Nossa Terra Nossa Gente : GATO DE GAIOLA
Fiquei surpresa ao ver meus vizinhos de sítio com tantos gatos de estimação de uma hora para outra! Contando com a gatinha da família, vi bem uns onze. Os novatos vieram ao jardim, miar “boas-vindas” e se apresentarem. Com o charme peculiar de todo felino, desfilavam com classe na ponta das patas e, um por um, foram se achegando na roda de conversa.
Os amigos Paulo e Inês contaram-me que eles haviam sido resgatados da casa de uma velha senhora “acumuladora de gatos” falecida recentemente e, os seus 67 gatos – isto mesmo, sessenta e sete! – haviam sido dados à adoção!
Chamou-me a atenção o carinho e o cuidado que meus vizinhos tinham pelos bichanos.
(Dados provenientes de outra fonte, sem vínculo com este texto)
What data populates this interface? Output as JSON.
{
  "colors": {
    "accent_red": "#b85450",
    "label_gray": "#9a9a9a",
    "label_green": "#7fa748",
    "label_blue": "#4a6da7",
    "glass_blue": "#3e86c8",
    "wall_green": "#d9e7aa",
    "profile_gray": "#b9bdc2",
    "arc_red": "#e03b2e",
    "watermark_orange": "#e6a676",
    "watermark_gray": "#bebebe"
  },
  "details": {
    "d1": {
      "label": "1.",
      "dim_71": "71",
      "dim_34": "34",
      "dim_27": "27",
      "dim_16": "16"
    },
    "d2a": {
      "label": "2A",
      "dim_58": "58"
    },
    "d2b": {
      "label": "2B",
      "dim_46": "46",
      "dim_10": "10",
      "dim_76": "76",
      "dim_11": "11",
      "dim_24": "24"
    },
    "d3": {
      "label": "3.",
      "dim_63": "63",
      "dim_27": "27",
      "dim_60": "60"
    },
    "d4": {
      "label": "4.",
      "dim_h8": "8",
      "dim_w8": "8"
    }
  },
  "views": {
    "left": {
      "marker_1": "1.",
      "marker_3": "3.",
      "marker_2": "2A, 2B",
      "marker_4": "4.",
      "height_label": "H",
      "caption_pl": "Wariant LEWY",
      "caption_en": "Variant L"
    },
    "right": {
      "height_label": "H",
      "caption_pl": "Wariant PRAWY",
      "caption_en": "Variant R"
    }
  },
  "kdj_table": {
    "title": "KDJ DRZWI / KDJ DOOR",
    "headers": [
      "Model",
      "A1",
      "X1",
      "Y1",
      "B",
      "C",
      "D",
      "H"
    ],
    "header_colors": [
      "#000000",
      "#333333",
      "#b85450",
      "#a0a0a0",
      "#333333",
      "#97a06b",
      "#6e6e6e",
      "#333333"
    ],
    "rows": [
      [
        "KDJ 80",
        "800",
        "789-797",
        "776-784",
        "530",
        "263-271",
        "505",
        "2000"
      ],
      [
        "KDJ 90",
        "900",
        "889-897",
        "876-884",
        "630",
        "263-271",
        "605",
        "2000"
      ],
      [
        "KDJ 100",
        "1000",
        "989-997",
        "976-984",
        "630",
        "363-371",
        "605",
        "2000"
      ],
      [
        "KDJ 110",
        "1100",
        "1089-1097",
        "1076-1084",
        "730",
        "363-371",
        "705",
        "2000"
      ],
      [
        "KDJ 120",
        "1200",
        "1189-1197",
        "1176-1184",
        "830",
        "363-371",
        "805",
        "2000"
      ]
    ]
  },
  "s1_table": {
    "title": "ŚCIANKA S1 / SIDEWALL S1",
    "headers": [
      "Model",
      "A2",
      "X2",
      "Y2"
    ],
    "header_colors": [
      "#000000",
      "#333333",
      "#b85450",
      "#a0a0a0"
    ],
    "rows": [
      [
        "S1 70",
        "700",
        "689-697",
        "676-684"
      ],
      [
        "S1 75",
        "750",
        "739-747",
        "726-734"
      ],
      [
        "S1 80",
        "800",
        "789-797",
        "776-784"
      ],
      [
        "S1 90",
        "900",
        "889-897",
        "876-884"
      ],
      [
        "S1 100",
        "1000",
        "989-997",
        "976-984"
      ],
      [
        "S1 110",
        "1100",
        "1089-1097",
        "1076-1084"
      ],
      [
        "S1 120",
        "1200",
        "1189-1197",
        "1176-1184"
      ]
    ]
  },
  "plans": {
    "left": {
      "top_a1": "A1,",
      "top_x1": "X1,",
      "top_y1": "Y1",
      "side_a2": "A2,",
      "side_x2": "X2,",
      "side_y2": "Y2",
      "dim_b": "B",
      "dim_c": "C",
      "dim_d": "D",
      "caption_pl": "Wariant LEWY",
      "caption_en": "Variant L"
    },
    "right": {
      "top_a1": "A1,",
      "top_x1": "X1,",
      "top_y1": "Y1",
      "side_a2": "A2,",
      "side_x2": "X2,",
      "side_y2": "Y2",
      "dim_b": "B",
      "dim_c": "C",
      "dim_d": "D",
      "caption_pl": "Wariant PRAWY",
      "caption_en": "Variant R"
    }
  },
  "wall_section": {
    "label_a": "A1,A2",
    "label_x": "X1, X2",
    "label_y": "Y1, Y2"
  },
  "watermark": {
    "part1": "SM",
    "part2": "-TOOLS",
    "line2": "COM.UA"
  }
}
Até um novo cômodo havia sido erguido para abrigar os novos moradores. Fui convidada a conhecer o espaço com quarto e banheiro especial para o banho dos felinos. As acomodações eram tantas que exigiram certa criatividade da exímia costureira: até as antigas malas de viagem foram transformadas em luxuosas caminhas acolchoadas. Tudo brilhava. Como os olhos e o amor daquele casal por aquelas criaturinhas.
Aqueles gatos tinham passado a vida inteira confinados entre quatro paredes e, agora, experimentavam o gosto de poder circular livremente pelo Sítio Santa Clara! Fiquei encantada com suas brincadeiras: uns rolavam na grama deliciando-se com o sol da manhã; outros brincavam de pega-pega e até de pique esconde; outros, ainda, subiam nos troncos das árvores para afiar as unhas. A energia daquela coletiva algazarra felina era contagiante!
Mas de todo o espetáculo nada me emocionou mais do que conhecer Dengoso! Ao contrário dos outros, ele estava dormindo numa caixinha de papelão dentro de um viveiro.
– Como assim, um gato no viveiro?
Foi então que a vizinha contou-me a triste história de Dengoso. Ele havia crescido numa gaiola de passarinho, pendurada num prego, no alto da parede. Quando foi resgatado, não sabia andar nem se socializar com os companheiros de confinamento. Por isso, o casal construíra o viveiro para abrigá-lo. Bem maior que a antiga gaiola e, propositalmente, há um metro do chão, sua porta permanecia aberta para que Dengoso pudesse ir e vir para onde desejasse.
Este era o grande problema: Dengoso não saía! Nos seus olhos tristes, os arames verticais da antiga morada moldaram o seu confinamento. A sua liberdade poderia estar do outro lado da delicada trama hexagonal do viveiro, entretanto, ele não a enxergava! Dengoso estava livre da gaiola mas não estava livre para o reino da liberdade. Por isso foi preciso ainda, dentro do viveiro, a caixinha de papelão para que, pouco a pouco, ele experimentasse o aconchego de outro espaço que lhe proporcionasse a falsa segurança da antiga prisão.
Esse gato na gaiola me ensinou uma lição sublime. Uma lição sobre liberdade. Ela pode estar a um passo de nossos pés. Nós só a enxergamos com os olhos da alma. Há confinamentos que nos roubam o sonho de ser livre! Contra este tipo de crime só há uma lei: o amor! E foi justamente nesta sentença que Dengoso me aprisionou. Que a sua história possa abrir os olhos de nossas almas para outros gatos de gaiola, para outros animais confinados na falta de respeito de seus donos, para outros seres humanos tão enjaulados em suas prisões que não mais enxergam os sonhos que só a liberdade é capaz de nos revelar.